En ese momento, no le pasó por la mente que esa podía ser una habilidad fundamental cuando por fin hiciera su elección de vida.

Llegado el momento, en lugar de aprender lo básico en el menor tiempo posible, decidió que era más práctico escribir “que le guste cocinar” entre los requisitos para su pareja… Qué pena que los evaluadores ignoraran esa parte.

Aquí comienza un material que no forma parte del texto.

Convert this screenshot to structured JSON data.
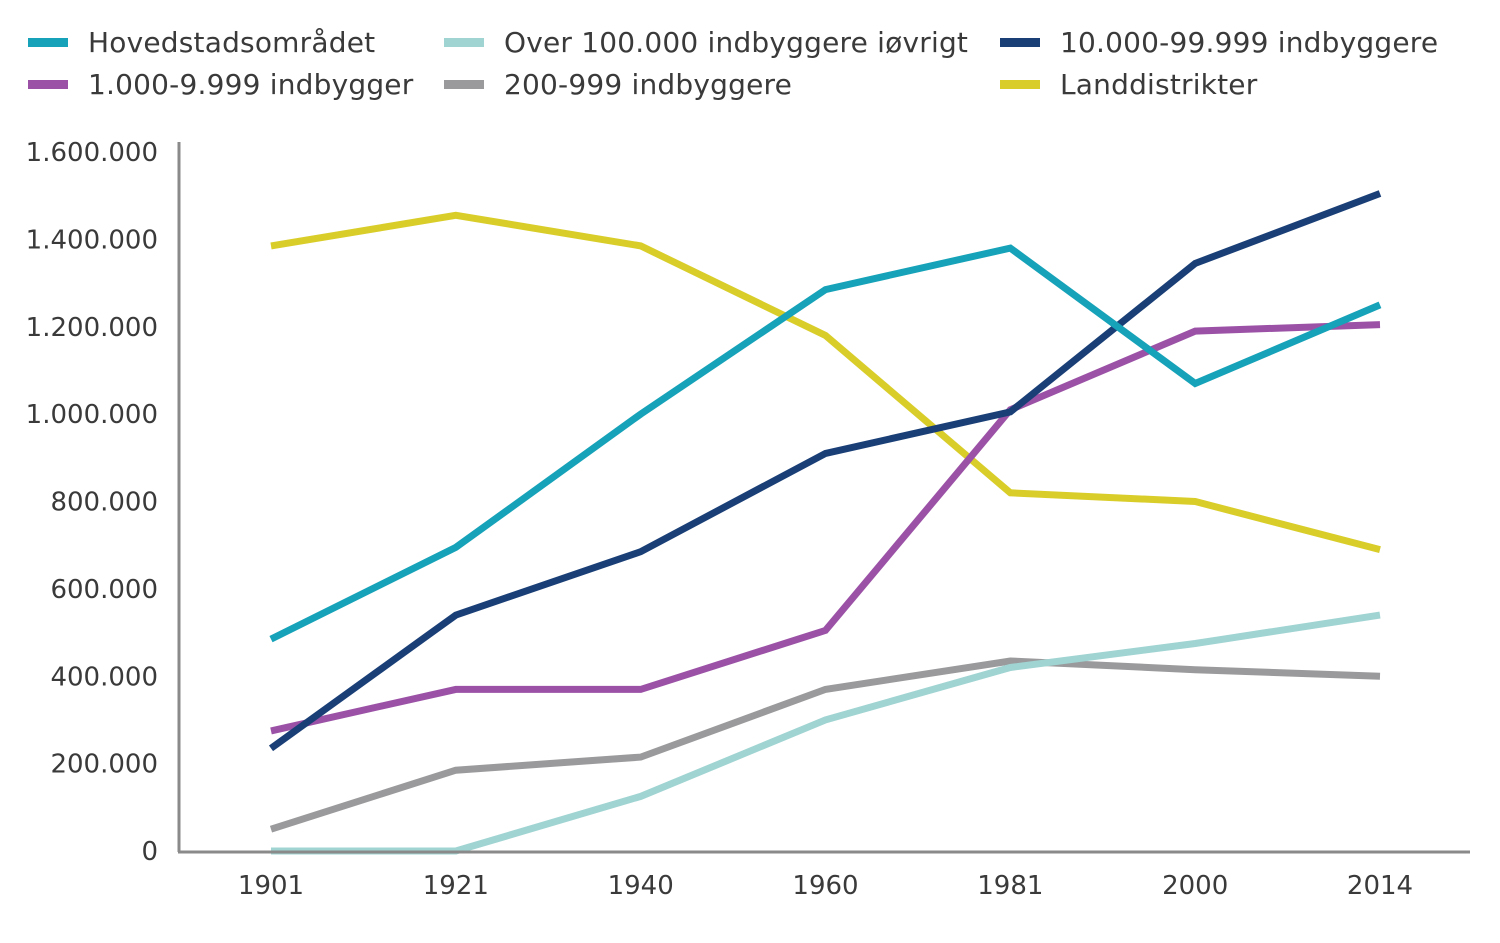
{
  "chart_data": {
    "type": "line",
    "title": "",
    "xlabel": "",
    "ylabel": "",
    "categories": [
      "1901",
      "1921",
      "1940",
      "1960",
      "1981",
      "2000",
      "2014"
    ],
    "y_ticks": [
      "0",
      "200.000",
      "400.000",
      "600.000",
      "800.000",
      "1.000.000",
      "1.200.000",
      "1.400.000",
      "1.600.000"
    ],
    "ylim": [
      0,
      1600000
    ],
    "grid": false,
    "legend_position": "top",
    "series": [
      {
        "name": "Hovedstadsområdet",
        "color": "#16a2b8",
        "values": [
          485000,
          695000,
          1000000,
          1285000,
          1380000,
          1070000,
          1250000
        ]
      },
      {
        "name": "Over 100.000 indbyggere iøvrigt",
        "color": "#9fd4d2",
        "values": [
          0,
          0,
          125000,
          300000,
          420000,
          475000,
          540000
        ]
      },
      {
        "name": "10.000-99.999 indbyggere",
        "color": "#1a3f77",
        "values": [
          235000,
          540000,
          685000,
          910000,
          1005000,
          1345000,
          1505000
        ]
      },
      {
        "name": "1.000-9.999 indbygger",
        "color": "#9b52a6",
        "values": [
          275000,
          370000,
          370000,
          505000,
          1010000,
          1190000,
          1205000
        ]
      },
      {
        "name": "200-999 indbyggere",
        "color": "#9a9a9c",
        "values": [
          50000,
          185000,
          215000,
          370000,
          435000,
          415000,
          400000
        ]
      },
      {
        "name": "Landdistrikter",
        "color": "#d9cd2a",
        "values": [
          1385000,
          1455000,
          1385000,
          1180000,
          820000,
          800000,
          690000
        ]
      }
    ]
  }
}
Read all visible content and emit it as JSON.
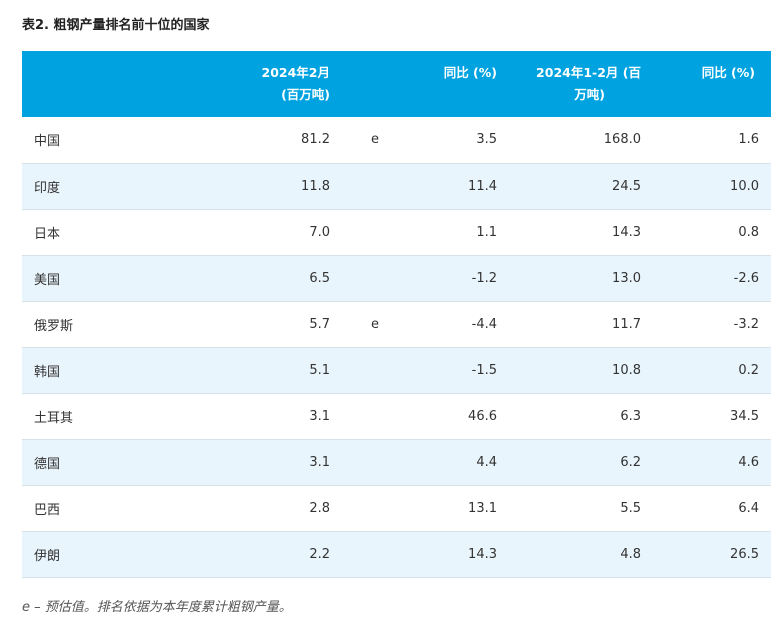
{
  "caption": "表2. 粗钢产量排名前十位的国家",
  "headers": {
    "country": "",
    "feb_line1": "2024年2月",
    "feb_line2": "(百万吨)",
    "flag": "",
    "feb_yoy": "同比 (%)",
    "ytd_line1": "2024年1-2月 (百",
    "ytd_line2": "万吨)",
    "ytd_yoy": "同比 (%)"
  },
  "rows": [
    {
      "country": "中国",
      "feb": "81.2",
      "flag": "e",
      "feb_yoy": "3.5",
      "ytd": "168.0",
      "ytd_yoy": "1.6"
    },
    {
      "country": "印度",
      "feb": "11.8",
      "flag": "",
      "feb_yoy": "11.4",
      "ytd": "24.5",
      "ytd_yoy": "10.0"
    },
    {
      "country": "日本",
      "feb": "7.0",
      "flag": "",
      "feb_yoy": "1.1",
      "ytd": "14.3",
      "ytd_yoy": "0.8"
    },
    {
      "country": "美国",
      "feb": "6.5",
      "flag": "",
      "feb_yoy": "-1.2",
      "ytd": "13.0",
      "ytd_yoy": "-2.6"
    },
    {
      "country": "俄罗斯",
      "feb": "5.7",
      "flag": "e",
      "feb_yoy": "-4.4",
      "ytd": "11.7",
      "ytd_yoy": "-3.2"
    },
    {
      "country": "韩国",
      "feb": "5.1",
      "flag": "",
      "feb_yoy": "-1.5",
      "ytd": "10.8",
      "ytd_yoy": "0.2"
    },
    {
      "country": "土耳其",
      "feb": "3.1",
      "flag": "",
      "feb_yoy": "46.6",
      "ytd": "6.3",
      "ytd_yoy": "34.5"
    },
    {
      "country": "德国",
      "feb": "3.1",
      "flag": "",
      "feb_yoy": "4.4",
      "ytd": "6.2",
      "ytd_yoy": "4.6"
    },
    {
      "country": "巴西",
      "feb": "2.8",
      "flag": "",
      "feb_yoy": "13.1",
      "ytd": "5.5",
      "ytd_yoy": "6.4"
    },
    {
      "country": "伊朗",
      "feb": "2.2",
      "flag": "",
      "feb_yoy": "14.3",
      "ytd": "4.8",
      "ytd_yoy": "26.5"
    }
  ],
  "footnote": "e – 预估值。排名依据为本年度累计粗钢产量。",
  "colors": {
    "header_bg": "#00a3e0",
    "stripe_bg": "#e8f5fc"
  }
}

Apagar las velitas, reír y descansar

Proyecto de Adictos a la escritura: Aniversario
Julio 2011

Me despierto, como todos los días, y ellos están más cariñosos que nunca. Y me gusta.
Pero luego, llega la gente. No sé porque hay tanta gente, y un montón de niños gritando. Los niños no me gustan, corriendo y hablando todo el día… ¿Qué se han creído?
Si pudiera decirles que se vaya esa gente… Pero por más que intento, ellos no entienden. A ratos la gente hace cosas divertidas, creo que es a proposito para que yo me ría. ¿Y por que no? A todo el mundo le gusta hacer reir a otros…
Aún así, hoy no me alegran tanto, porque son muchos y hacen todos lo mismo.
Están vestidos diferente, con cosas llamativas y todo… como si quisieran verse más bonitos. La gente no se ve más bonita, pero lo intenta todo el tiempo. Y se dicen elogios cuando lo intentan, o tal vez ellos si pueden ver la diferencia, porque yo no.
Después de mucho rato de soportar tanto ruido, cuando lo que quiero es dormir, descubro algo bonito, lucecitas que tiemblan, y cuando ella me acerca, puedo sentir que son tibias, aunque no estoy lo bastante cerca.
“Ahora, sopla las velitas”, dice ella. Y yo no sé muy bien lo que quiere decir. Luego entiendo, ella hace las cosas para que yo sepa como. Intento pero no puedo… así ocurre a veces, pero luego aprendo. ¿Todo esto para que yo aprenda a apagar lucecitas? ¡Pero si encendidas me gustaban más! Ahora se deshacen y en vez de caer, está subiendo… lo he visto antes en la chimenea. Pero la chimenea es peligrosa, estas eran luces bonitas.
“Está enojada”, dice él. Es porque ahora que las lucecitas están escurriendo hacia arriba, en color negro… yo ya no me río. Tampoco me la puedo pasar ríe y ríe el día completo. Ya me quiero dormir.
Cuando despierto, ellos hablan de mí. Qué estoy muy chiquita para una fiesta de cumpleaños, que pobrecita, que quedé agotada. ¿Y como no, riendo para tanta gente?